All things bright and evolved

Evolution Made Us All from Ben Hillman on Vimeo.

Totally awesome. Via BoingBoing.


  1. #1 Ralph
    February 6, 2011

    Great video!

    As a lifelong student of biology, even now, at age 59, I still find the idea that “evolution made us all” pretty amazing.

    I can’t really say I blame people who are skeptical. It’s genuinely hard to believe — mainly, I guess, because we don’t see self-organization developing and advancing much in our daily life.

    People hear us say, “Well, the universe we see is very far from the stable, smoothed-out condition that we think it will eventually reach. Starting from such a very non-random situation, and under the constraints of some complex laws of nature, wonderful things have happened, and will continue to happen, as the wound-up spring of our universe winds down.”

    And then we have to admit: “No, we can’t explain how the spring got wound up. We have some ideas, but nothing we can prove.”

    Then comes the really disturbing part: “We have found no evidence to support a theory that God or gods played a part in how our universe got to be the way it is.”

    Nevertheless, the set of stories and explanations we call “evolution” is what I personally agree with, because it’s the best explanation I know of for what we observe in our world.

    All the same, I can easily understand that our best scientific explanations might sound very unsatisfying to a lot of people. Though I can’t blame many of us for feeling that way. I can only ask the skeptics to examine such questions with an open mind, and with a bias in favor of observed facts rather than untestable beliefs.

  2. #2 Lorax
    February 7, 2011


    I wonder if people (in the US anyway) are ‘skeptical’ of evolution and common descent because the vast majority are taught a fundamentally different story at their mother’s knee. This story is instilled over and over and a philosophical view point the is the antithesis to scientific thinking is given to children. I bet if we introduced biology early and these ideas (at an age appropriate level), the next generation of adults would not find evolution “hard to believe’.

  3. #3 Ralph
    February 7, 2011

    @lorax, but that’s my point: it really is “hard to believe,” in the sense that it’s hard to believe that the sun in 93 million miles away, that our airplanes fly 7 miles above the earth packed with 150 humans, that tadpoles become frogs, and that algae sank to the bottom of ancient oceans and turned into the liquid we use to make gasoline.
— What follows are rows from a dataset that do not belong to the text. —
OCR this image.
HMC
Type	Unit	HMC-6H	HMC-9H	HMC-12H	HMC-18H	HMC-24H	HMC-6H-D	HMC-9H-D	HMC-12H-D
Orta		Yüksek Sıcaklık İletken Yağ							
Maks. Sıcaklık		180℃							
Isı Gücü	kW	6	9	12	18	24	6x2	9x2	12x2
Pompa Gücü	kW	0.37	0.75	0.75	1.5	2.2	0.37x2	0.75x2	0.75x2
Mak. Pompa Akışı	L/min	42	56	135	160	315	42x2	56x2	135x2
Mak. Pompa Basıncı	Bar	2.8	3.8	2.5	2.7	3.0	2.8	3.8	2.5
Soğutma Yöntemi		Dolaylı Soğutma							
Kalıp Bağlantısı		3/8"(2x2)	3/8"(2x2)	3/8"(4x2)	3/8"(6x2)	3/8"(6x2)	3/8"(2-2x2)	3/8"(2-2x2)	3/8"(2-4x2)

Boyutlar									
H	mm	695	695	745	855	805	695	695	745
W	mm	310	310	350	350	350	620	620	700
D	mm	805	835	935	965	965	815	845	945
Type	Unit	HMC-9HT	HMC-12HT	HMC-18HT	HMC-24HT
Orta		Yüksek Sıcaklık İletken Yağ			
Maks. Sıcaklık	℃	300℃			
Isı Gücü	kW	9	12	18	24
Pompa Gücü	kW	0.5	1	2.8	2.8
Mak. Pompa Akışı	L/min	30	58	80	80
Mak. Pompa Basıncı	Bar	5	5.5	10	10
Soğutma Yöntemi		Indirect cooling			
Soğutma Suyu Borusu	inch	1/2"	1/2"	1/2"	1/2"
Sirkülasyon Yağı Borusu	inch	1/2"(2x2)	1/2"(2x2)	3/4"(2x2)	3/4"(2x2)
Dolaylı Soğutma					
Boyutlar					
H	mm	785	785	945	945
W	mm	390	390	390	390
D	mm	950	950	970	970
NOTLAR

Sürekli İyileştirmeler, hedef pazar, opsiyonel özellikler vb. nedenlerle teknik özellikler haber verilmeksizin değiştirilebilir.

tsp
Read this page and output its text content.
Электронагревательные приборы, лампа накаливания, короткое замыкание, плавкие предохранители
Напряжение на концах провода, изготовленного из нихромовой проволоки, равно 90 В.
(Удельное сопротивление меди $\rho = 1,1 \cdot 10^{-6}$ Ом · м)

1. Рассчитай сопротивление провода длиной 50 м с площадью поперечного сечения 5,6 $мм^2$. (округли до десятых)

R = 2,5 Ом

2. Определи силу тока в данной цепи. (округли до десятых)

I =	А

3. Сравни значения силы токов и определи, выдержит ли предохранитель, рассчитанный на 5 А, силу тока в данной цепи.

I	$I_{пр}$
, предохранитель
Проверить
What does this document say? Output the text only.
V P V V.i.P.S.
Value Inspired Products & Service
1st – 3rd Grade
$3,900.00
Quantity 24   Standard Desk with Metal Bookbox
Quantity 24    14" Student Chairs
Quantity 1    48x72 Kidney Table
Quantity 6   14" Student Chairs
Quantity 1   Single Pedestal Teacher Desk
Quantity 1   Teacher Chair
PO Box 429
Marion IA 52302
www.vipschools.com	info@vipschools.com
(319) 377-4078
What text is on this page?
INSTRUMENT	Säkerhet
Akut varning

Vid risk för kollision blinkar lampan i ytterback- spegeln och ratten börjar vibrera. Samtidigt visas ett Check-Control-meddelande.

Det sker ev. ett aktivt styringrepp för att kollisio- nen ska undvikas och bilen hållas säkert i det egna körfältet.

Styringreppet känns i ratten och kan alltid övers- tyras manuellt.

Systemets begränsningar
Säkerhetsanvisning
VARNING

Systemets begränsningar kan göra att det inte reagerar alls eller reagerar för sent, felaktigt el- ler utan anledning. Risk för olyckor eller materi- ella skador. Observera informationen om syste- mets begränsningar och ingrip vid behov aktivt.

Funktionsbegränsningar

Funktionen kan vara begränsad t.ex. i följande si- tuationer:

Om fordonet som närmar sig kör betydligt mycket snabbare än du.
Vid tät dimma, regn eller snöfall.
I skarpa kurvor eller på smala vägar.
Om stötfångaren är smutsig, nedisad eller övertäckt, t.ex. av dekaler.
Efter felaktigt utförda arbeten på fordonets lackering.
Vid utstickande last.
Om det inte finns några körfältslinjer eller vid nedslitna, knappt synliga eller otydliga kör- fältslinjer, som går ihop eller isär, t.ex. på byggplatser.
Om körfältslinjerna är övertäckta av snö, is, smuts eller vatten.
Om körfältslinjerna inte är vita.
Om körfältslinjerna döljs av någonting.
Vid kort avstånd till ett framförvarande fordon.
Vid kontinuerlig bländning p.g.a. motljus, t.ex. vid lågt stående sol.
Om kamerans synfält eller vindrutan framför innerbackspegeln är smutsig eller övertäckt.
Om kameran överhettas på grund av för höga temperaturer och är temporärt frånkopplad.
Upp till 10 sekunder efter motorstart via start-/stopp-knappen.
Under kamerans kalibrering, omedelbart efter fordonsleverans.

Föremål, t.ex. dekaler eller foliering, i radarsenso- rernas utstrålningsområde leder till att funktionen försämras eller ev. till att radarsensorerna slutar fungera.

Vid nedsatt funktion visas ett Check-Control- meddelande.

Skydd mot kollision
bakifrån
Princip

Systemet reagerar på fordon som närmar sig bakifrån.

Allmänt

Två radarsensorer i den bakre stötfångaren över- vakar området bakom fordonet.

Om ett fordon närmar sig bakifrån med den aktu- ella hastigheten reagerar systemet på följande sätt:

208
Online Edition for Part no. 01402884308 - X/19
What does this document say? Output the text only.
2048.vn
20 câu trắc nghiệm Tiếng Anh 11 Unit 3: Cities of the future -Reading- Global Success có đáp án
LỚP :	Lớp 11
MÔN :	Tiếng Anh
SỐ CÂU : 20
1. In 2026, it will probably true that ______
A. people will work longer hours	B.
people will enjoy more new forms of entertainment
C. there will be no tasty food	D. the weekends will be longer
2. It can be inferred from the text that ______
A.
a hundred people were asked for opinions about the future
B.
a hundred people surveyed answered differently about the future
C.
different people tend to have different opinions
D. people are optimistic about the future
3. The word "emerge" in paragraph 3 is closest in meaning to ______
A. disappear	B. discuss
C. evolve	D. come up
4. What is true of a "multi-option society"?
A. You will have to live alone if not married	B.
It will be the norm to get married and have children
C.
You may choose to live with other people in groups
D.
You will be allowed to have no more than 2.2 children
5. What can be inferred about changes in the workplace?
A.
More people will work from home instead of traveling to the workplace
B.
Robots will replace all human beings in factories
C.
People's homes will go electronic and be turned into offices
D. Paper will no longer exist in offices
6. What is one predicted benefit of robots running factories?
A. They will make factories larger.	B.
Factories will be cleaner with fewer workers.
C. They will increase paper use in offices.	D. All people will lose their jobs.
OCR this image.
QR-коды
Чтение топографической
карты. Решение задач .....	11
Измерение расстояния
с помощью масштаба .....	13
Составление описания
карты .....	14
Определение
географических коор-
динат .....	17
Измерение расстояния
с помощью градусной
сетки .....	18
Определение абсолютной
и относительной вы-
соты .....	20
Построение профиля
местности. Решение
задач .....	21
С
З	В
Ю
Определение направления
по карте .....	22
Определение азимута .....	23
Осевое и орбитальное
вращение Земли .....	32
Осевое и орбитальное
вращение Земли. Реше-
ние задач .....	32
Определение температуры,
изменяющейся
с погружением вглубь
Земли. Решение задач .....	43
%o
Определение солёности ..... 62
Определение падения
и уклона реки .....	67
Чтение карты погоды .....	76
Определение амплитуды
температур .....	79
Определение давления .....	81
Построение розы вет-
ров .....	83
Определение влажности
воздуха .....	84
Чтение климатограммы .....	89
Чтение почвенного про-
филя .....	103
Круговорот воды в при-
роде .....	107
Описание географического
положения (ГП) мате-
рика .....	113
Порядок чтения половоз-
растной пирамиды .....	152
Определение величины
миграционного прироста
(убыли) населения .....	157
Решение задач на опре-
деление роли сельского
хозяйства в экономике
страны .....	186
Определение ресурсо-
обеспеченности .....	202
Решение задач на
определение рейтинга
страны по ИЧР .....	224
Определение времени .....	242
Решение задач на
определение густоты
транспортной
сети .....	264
    If those things aren’t “hard to believe,” I don’t know what would be. Because we have a great deal of evidence to prove all of them, I think we sometimes forget just how astounding they are. And for that reason I sympathize with those who doubt evolution. It’s a pretty outlandish story!

    That said, most professional anti-evolutionists probably have no such sense of wonder. They are simply liars and fanatics supporting a nasty line of untruth. I don’t sympathize with them at all. It’s their uneducated audience with whom I try to feel some kinship.